The configuration instances include docker compose and other scripts necessary to start and stop Che. Since we can generate different configuration instances, those instances can generate different kinds of compose scripts that reference different Docker images.
So, we can look at the admin point of view of which properties we want on / off, and then based upon those properties we can generate compose scripts that choose to launch the single container version (with one assembly in it) or the a multi-container version with postgres, keycloak, and other software in different images / assemblies.
OK, indeed, I misunderstand where /cli folder is placed so what inside of it. Then I let you decide.
The only thing - I'd like to rename "assembly" on something more specific like "docker-assembly"
It might help to define "assembly" a little bit. Is an assembly just the custom tomcat packaging that runs ws-master? Or, do we want to define an assembly to be the custom WAR, tomcat, and Docker image that packages it all together for execution?
@TylerJewell just to make it clear for me which way to go on CLI and 2 assemblies. We have following options: CLI
1 separate CLI for multiuser che / separate che-server image
2 single CLI with ability to switch CHE assemblies (that will add some difficulties for simple single user che all images for che multi server will be pulled and maybe some other side effects)
che-server: 1 use single che-server image for both tomcat assmeblies 2 use different images for che-server (che-server and che-server-multiuser)
I personally think more about CLI 1) because it much more flexible and it will be easy if we will need add something more it will be easier to extend and with single CLI it could be nightmare of workarounds to make it work same way for both completely different products. And to me it is much easier to understand what you are actually using because you use different images for different products.
As for che-server
I prefer 2 because it will be better for users who need only single user CHE they will just choose right image.
Btw we also can use separate tag for multiuser like: che-server:latest
and che-server:multiuser-lates
2.2 - I thought we go in this way.
@skabashnyuk sorry I messed it up, now edited. THere is to topic single / different CLI image and single / different che-server image
Hi @riuvshin - I think what we said was 2.2:
On the comment for how to tag images, is that a best practice? I thought that labels should only apply to version labels? So how would you have handle version 6.1 of the multi-user image?
@TylerJewell got it.
-e CHE_MULTIUSER=true
or change it manually in che.envche-server
(default single user) che-server-multiuser
about tags it was just a thoughts, we will go with different images.
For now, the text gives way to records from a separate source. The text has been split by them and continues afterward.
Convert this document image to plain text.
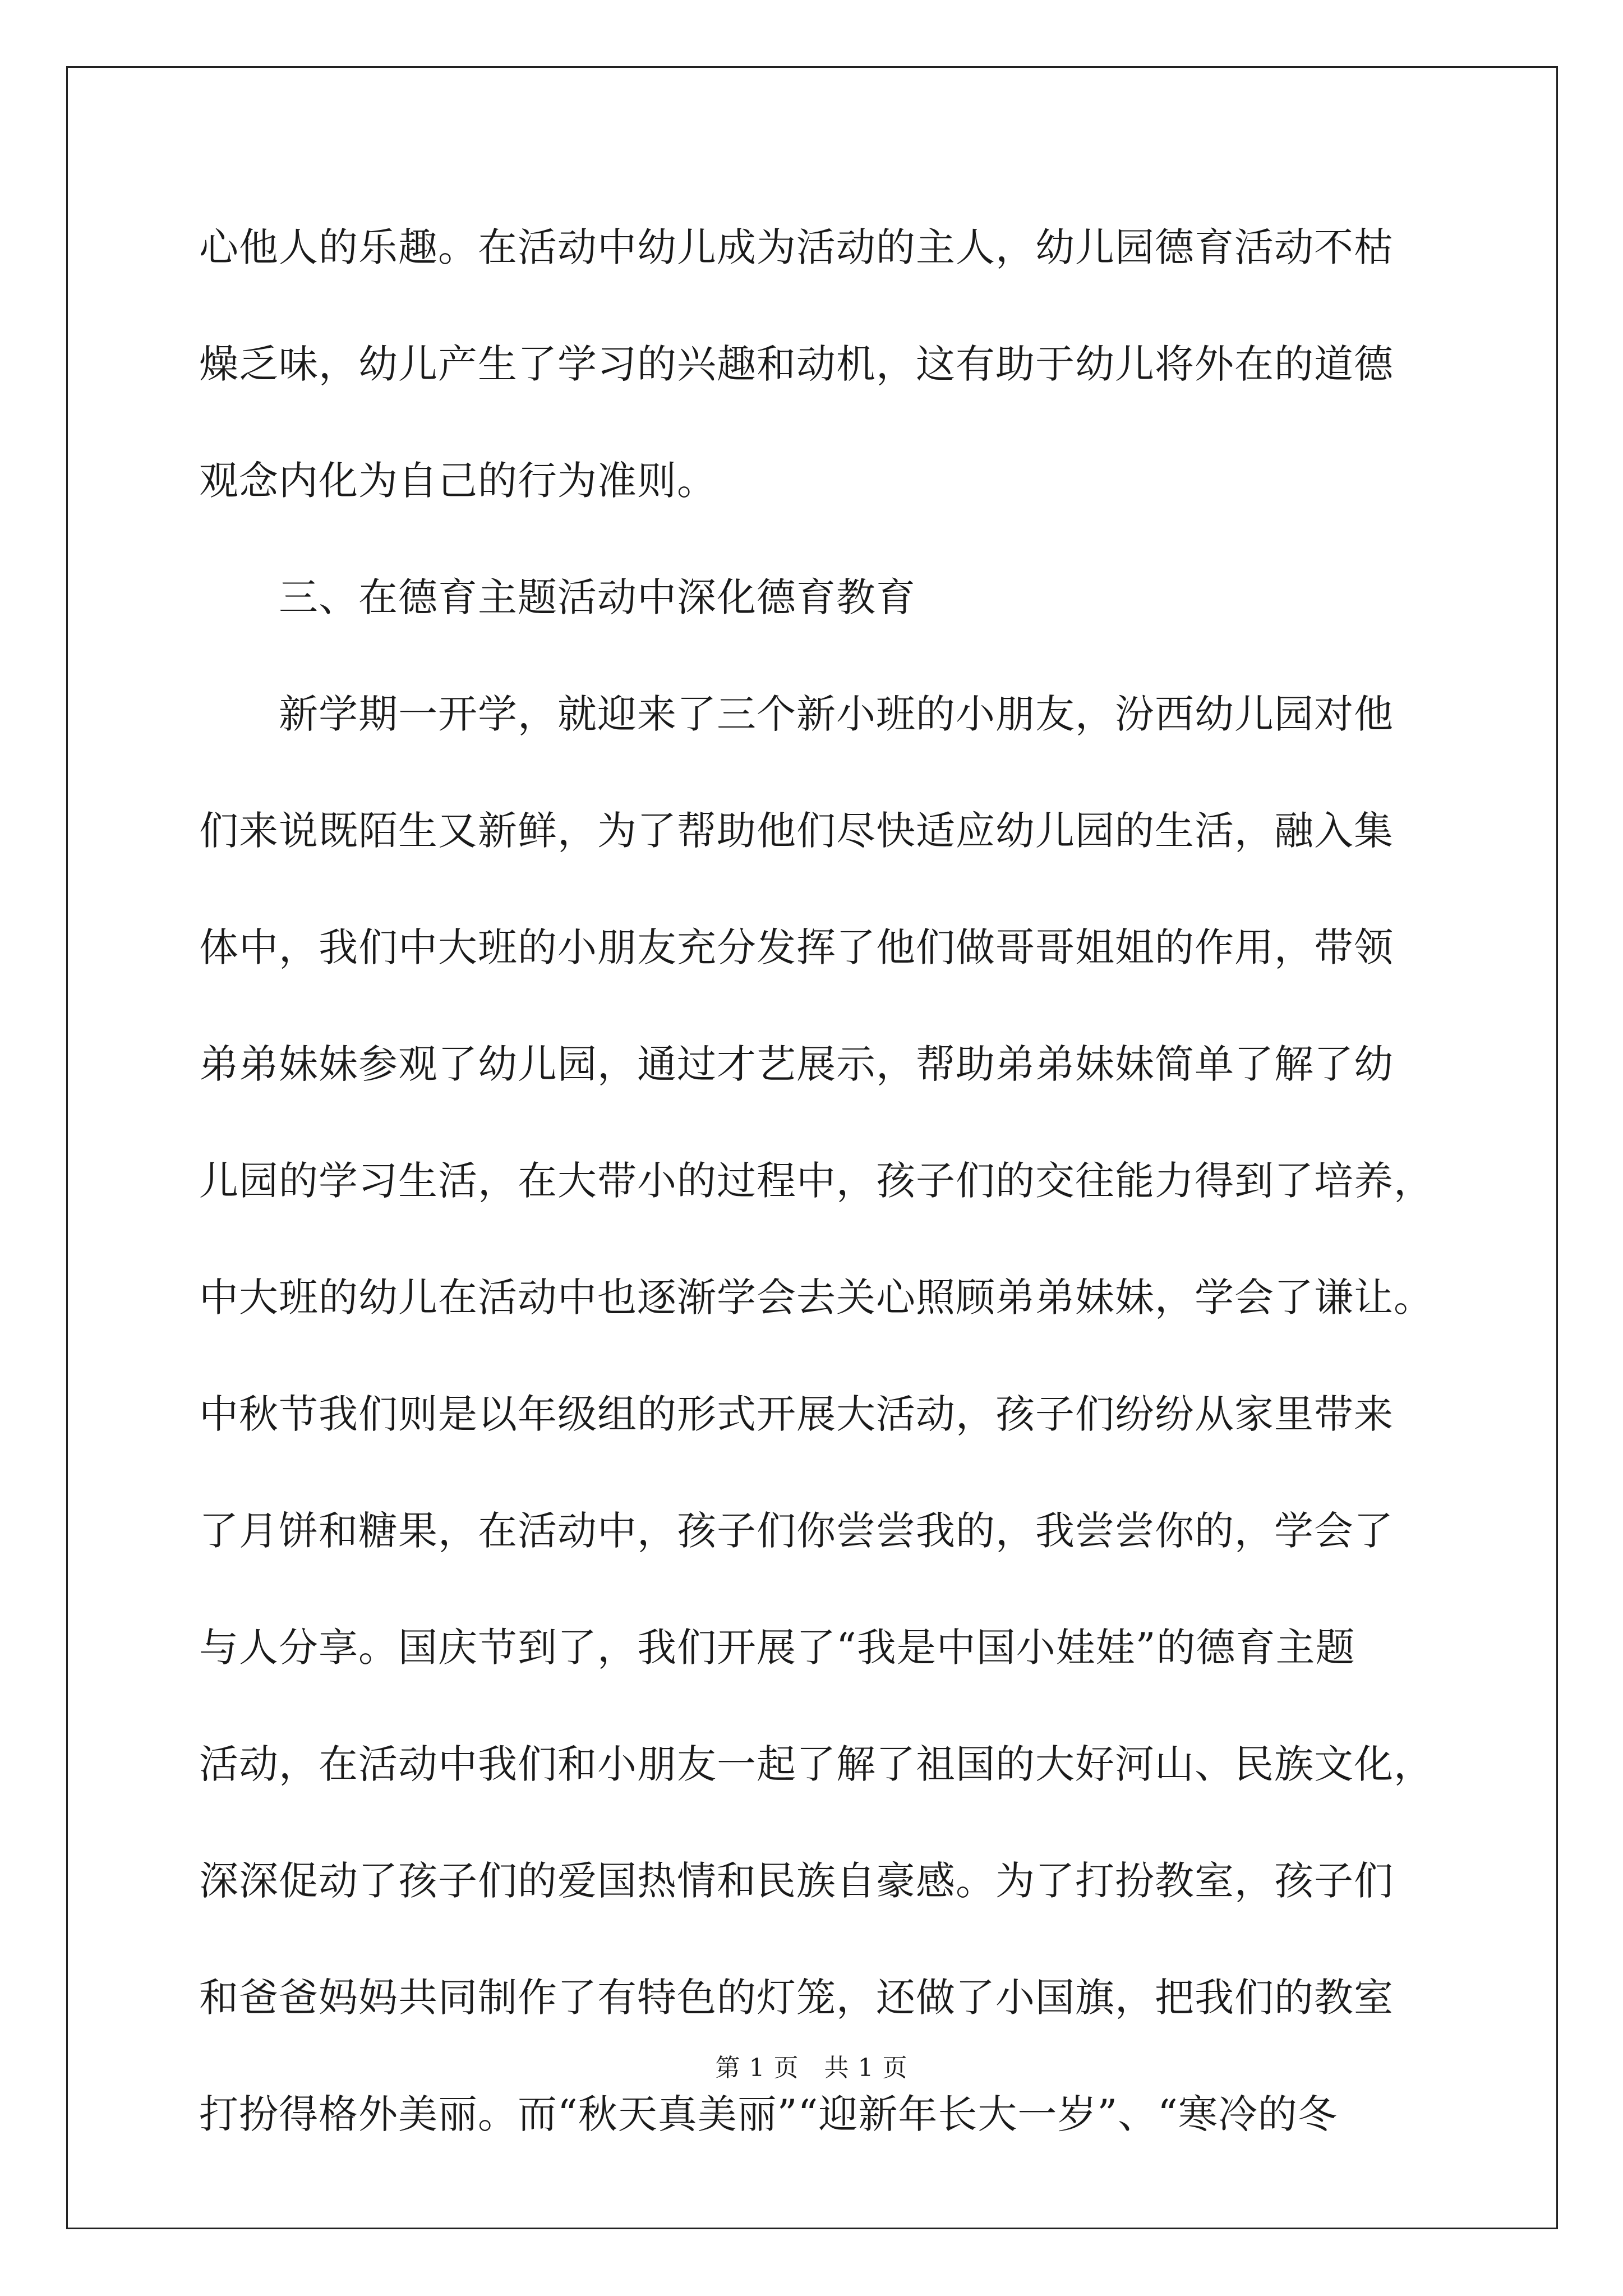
心他人的乐趣。在活动中幼儿成为活动的主人，幼儿园德育活动不枯
燥乏味，幼儿产生了学习的兴趣和动机，这有助于幼儿将外在的道德
观念内化为自己的行为准则。
　　三、在德育主题活动中深化德育教育
　　新学期一开学，就迎来了三个新小班的小朋友，汾西幼儿园对他
们来说既陌生又新鲜，为了帮助他们尽快适应幼儿园的生活，融入集
体中，我们中大班的小朋友充分发挥了他们做哥哥姐姐的作用，带领
弟弟妹妹参观了幼儿园，通过才艺展示，帮助弟弟妹妹简单了解了幼
儿园的学习生活，在大带小的过程中，孩子们的交往能力得到了培养，
中大班的幼儿在活动中也逐渐学会去关心照顾弟弟妹妹，学会了谦让。
中秋节我们则是以年级组的形式开展大活动，孩子们纷纷从家里带来
了月饼和糖果，在活动中，孩子们你尝尝我的，我尝尝你的，学会了
与人分享。国庆节到了，我们开展了“我是中国小娃娃”的德育主题
活动，在活动中我们和小朋友一起了解了祖国的大好河山、民族文化，
深深促动了孩子们的爱国热情和民族自豪感。为了打扮教室，孩子们
和爸爸妈妈共同制作了有特色的灯笼，还做了小国旗，把我们的教室
打扮得格外美丽。而“秋天真美丽”“迎新年长大一岁”、“寒冷的冬
第 1 页　共 1 页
@skabashnyuk I've added the following item to the epic:
- [ ] Fix bug that currently slow down IDE in OSIO https://github.com/redhat-developer/rh-che/issues/300
@l0rd can you explain how they are related?
@skabashnyuk that's a problem that we have noticed when keycloak authentication is enabled in rh-che. Since we don't want to continue fixing keycloak related issues on rh-che repository I've linked the issue here. Fixing it as part of this epic seemed the right thing to do.
Adding authentification - is a very frequent request from Eclipse Che community. We think that Keycloak is a rich framework that can provide many interesting features http://www.keycloak.org/about.html
From a technical perspective, it would be a separate assembly inside of Che. We don't want to remove an ability for plugin developers to have an easy and simple assembly without authentification and any heavy components for easy testing of their work. We might reuse the same approach like we did with "single port" feature. When changing some specific parameter on configuration will change the number of containers that would be running. In this case, Keycloak will be running as a separate container.